As I shared in this post on The Truth about Attraction in a Misguided Culture, the ideal type is often a projection of our own inner underdeveloped parts, and when we project those parts onto another we lose the opportunity to grow into our own wholeness. If we don’t understand this aspect of relationship anxiety, we’re at risk of walking away from real, true, good love if it doesn’t match the ideal vision we’ve held in our mind.
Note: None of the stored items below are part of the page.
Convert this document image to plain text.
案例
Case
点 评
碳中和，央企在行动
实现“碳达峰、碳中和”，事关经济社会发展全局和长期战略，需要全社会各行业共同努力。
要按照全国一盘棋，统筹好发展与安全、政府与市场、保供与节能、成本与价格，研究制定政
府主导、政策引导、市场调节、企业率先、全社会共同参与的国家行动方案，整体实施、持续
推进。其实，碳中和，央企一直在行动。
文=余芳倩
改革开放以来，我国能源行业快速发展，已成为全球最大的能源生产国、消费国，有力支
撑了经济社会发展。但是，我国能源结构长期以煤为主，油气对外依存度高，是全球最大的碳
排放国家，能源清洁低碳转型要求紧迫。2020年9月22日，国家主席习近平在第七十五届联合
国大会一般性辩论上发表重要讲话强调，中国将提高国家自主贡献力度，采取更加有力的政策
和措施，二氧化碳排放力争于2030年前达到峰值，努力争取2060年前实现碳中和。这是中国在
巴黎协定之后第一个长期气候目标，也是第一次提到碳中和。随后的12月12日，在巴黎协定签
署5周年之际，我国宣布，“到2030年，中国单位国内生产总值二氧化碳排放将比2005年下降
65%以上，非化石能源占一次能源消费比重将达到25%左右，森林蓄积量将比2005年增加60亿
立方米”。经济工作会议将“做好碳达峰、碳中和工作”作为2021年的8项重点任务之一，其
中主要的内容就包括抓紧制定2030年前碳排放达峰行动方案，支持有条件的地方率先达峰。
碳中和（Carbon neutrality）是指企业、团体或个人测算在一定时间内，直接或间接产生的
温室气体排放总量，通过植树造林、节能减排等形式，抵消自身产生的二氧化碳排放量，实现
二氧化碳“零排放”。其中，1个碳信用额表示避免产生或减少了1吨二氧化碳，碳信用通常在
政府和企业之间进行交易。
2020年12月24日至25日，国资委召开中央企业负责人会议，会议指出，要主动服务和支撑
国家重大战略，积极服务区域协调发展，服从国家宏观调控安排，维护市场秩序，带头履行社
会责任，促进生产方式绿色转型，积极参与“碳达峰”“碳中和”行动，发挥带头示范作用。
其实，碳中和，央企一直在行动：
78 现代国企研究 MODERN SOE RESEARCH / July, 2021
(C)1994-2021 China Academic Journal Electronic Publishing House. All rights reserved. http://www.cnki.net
Some of these idealistic pictures of romantic love come from mainstream messages, but I don’t think that’s the whole picture. Another commonality between those who find their way to my work is that many of us are either a one or four on the Enneagram. The one is often referred to as “The Idealist” and the four as “The Tragic Romantic”. Both types have a tendency to look for what’s missing instead of what’s present, partially because of their desire for life to be as ideal as possible. To this end, the search for an ideal work and ideal love is wired in to temperament.
The Longing for Wholeness
At the core of idealism is a longing for wholeness, whether in the world, in a family, or in our own selves. Because we’ve been indoctrinated by our misguided culture to believe we can attain wholeness through finding the perfect partner – literally our “other half” – we believe that we should keep looking until we find this perfect other, failing to realize that the idealism we’re seeking doesn’t actually exist in a world that includes brokenness at the core. This doesn’t mean we should stop trying to repair the world and heal ourselves, but the wholeness will not come about by finding your ideal partner. Because, again, that person simply does not exist.
Rather, we touch into wholeness when we grieve the fantasy of the ideal and step into full responsibility for our own spiritual journey, which includes the possibility of touching into the realm where everything is connected and nothing is broken. This is probably as close to the ideal as we can come in the human realm. As Katy expressed in her comment, “I was missing the idea of its possible root cause, where it comes from, and how it actually could come from a place of goodness, from some deep place in me where I was built to steward things toward beauty, If I can.”
Let us be stewards of beauty in all ways as we release our partners from carrying the burden of idealism and instead strive to create a more just and beautiful world.
How does idealism play into your journey with relationship anxiety?